Лета, а может быть, и его хорошо известная чувственная жизнь оставили печальные следы на особе поэта Ронсара, некогда так щедро одаренного от природы. Он уже давно перестал быть прекрасным пажом, пленившим Иакова Шотландского, а быть может, и саму королеву. Он в это время уже жаловался и на лета, и на болезни. Его уцелевшие еще волосы приняли серебристый оттенок, кожа была матовой, мертвенной бледности, и он так сильно страдал от подагры, которая уже много лет его мучила, что принужден был на этот раз опираться на костыль. Но несмотря на все это, он был одарен прекрасным умным лицом, озаренным приветливой улыбкой в минуты, свободные от острой боли.
– Я нахожу, господин аббат, – обратился к Брантому Ронсар, с беспокойством оглядываясь кругом, – что было большим неблагоразумием собрать здесь эту шумную толпу. Пока нашего цезаря будут венчать в Капитолии, мы можем очень легко стать жертвами этой овации.
– Вы переменили тон, мой собрат, с тех пор как ваша последняя комедия была принята, – вмешался Шико, который незаметно пробрался к ним. – Как мне помнится, эти самые студенты были тогда единственными покровителями муз. Теперь же они попали в немилость, но не тревожьтесь так сильно, на этот раз на вас не обратят внимания, ручаюсь в этом. Я сам, как видите, хотя и большая редкость, но не был ими замечен.
– Ну так я пойду с тобой, – сказал поэт, опираясь на руку шута. – Я попал в немилость за то, что покинул театр de la Folie. Но что привлекло тебя в обитель мудрости?

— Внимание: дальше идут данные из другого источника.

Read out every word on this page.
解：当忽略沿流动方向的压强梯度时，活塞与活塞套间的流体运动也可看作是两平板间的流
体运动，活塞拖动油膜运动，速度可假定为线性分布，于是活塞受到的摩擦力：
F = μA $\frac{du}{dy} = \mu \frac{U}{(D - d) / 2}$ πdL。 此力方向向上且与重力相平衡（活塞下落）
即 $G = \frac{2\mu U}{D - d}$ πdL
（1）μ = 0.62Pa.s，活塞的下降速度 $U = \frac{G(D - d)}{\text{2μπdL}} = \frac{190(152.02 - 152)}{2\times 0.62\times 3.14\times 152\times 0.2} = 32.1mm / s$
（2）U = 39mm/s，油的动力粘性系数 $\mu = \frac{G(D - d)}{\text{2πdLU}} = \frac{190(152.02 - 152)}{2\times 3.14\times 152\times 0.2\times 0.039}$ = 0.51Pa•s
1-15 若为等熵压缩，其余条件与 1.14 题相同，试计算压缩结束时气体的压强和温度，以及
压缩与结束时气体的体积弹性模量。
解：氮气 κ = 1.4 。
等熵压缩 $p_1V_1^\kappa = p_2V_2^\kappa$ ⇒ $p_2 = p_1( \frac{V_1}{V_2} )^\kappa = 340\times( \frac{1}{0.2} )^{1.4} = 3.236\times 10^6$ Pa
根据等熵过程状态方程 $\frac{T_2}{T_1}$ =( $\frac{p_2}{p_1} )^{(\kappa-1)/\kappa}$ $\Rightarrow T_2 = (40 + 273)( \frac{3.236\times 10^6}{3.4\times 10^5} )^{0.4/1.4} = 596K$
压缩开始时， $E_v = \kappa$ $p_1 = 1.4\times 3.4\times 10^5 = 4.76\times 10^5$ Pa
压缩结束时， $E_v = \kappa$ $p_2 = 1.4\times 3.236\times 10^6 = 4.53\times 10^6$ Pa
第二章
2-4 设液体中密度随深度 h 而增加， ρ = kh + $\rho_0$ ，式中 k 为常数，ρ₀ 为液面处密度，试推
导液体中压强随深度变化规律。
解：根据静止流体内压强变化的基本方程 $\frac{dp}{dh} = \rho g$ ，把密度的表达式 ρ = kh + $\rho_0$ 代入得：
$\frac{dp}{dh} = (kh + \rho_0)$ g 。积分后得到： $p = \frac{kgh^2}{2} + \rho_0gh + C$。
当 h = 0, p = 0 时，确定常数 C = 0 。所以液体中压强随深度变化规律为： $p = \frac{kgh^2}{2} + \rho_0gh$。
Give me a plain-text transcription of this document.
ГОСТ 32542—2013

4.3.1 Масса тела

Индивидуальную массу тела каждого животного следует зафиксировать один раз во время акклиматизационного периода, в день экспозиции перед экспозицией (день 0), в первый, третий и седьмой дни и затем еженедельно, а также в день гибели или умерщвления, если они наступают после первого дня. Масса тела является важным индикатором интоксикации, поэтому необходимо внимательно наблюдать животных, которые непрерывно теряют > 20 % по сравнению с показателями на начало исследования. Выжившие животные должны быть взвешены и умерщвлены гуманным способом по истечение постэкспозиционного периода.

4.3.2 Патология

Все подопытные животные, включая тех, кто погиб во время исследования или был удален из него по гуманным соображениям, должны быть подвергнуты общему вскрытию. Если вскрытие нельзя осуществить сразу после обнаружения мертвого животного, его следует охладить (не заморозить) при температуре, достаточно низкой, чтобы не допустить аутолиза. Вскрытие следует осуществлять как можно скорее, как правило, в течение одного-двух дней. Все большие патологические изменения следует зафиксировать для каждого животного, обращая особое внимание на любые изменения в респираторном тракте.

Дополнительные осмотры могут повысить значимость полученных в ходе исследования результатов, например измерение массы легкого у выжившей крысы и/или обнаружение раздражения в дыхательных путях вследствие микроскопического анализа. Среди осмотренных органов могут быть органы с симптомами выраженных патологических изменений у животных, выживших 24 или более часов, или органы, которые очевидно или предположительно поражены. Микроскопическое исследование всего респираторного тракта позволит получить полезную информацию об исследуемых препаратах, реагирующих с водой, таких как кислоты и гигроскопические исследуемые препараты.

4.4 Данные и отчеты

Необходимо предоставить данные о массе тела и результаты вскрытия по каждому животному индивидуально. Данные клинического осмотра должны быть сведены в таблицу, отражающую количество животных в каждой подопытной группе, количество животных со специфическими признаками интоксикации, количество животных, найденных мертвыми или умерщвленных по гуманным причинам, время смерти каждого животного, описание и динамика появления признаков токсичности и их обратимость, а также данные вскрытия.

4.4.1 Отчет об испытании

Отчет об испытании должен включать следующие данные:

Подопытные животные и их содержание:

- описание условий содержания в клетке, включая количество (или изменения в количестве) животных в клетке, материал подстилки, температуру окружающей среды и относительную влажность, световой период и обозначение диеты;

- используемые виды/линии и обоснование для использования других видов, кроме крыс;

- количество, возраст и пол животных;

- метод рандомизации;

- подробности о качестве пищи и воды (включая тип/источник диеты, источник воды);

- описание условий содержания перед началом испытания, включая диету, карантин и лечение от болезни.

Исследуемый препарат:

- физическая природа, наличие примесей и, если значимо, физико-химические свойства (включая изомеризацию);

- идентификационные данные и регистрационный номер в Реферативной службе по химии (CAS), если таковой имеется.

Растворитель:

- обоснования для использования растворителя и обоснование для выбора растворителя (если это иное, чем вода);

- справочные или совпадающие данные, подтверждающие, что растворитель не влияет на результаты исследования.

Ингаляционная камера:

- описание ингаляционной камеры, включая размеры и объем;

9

– Между умом и глупостью гораздо больше сходства, чем вам это кажется, – отвечал Шико. – Дураки, стоящие на высоте, для меня недосягаемой, слетели с этих же совиных насестов. Мне, как и каждому, нравятся красивые зрелища и, хотя я нисколько не желаю, чтобы меня окатил ливень их вздорных споров и не имею никакого расположения выдерживать двенадцатичасовой сеанс риторики и философии, на котором, если человек не может постоянно говорить, то по крайней мере изо всех сил старается принудить и других к молчанию, но мне будет очень приятно посмеяться, как в последнем акте скучной комедии, над этими старыми комедиантами, прогнанными с их подмостков молодым актером, который только еще начинает свою жизнь, но более искусен, чем они.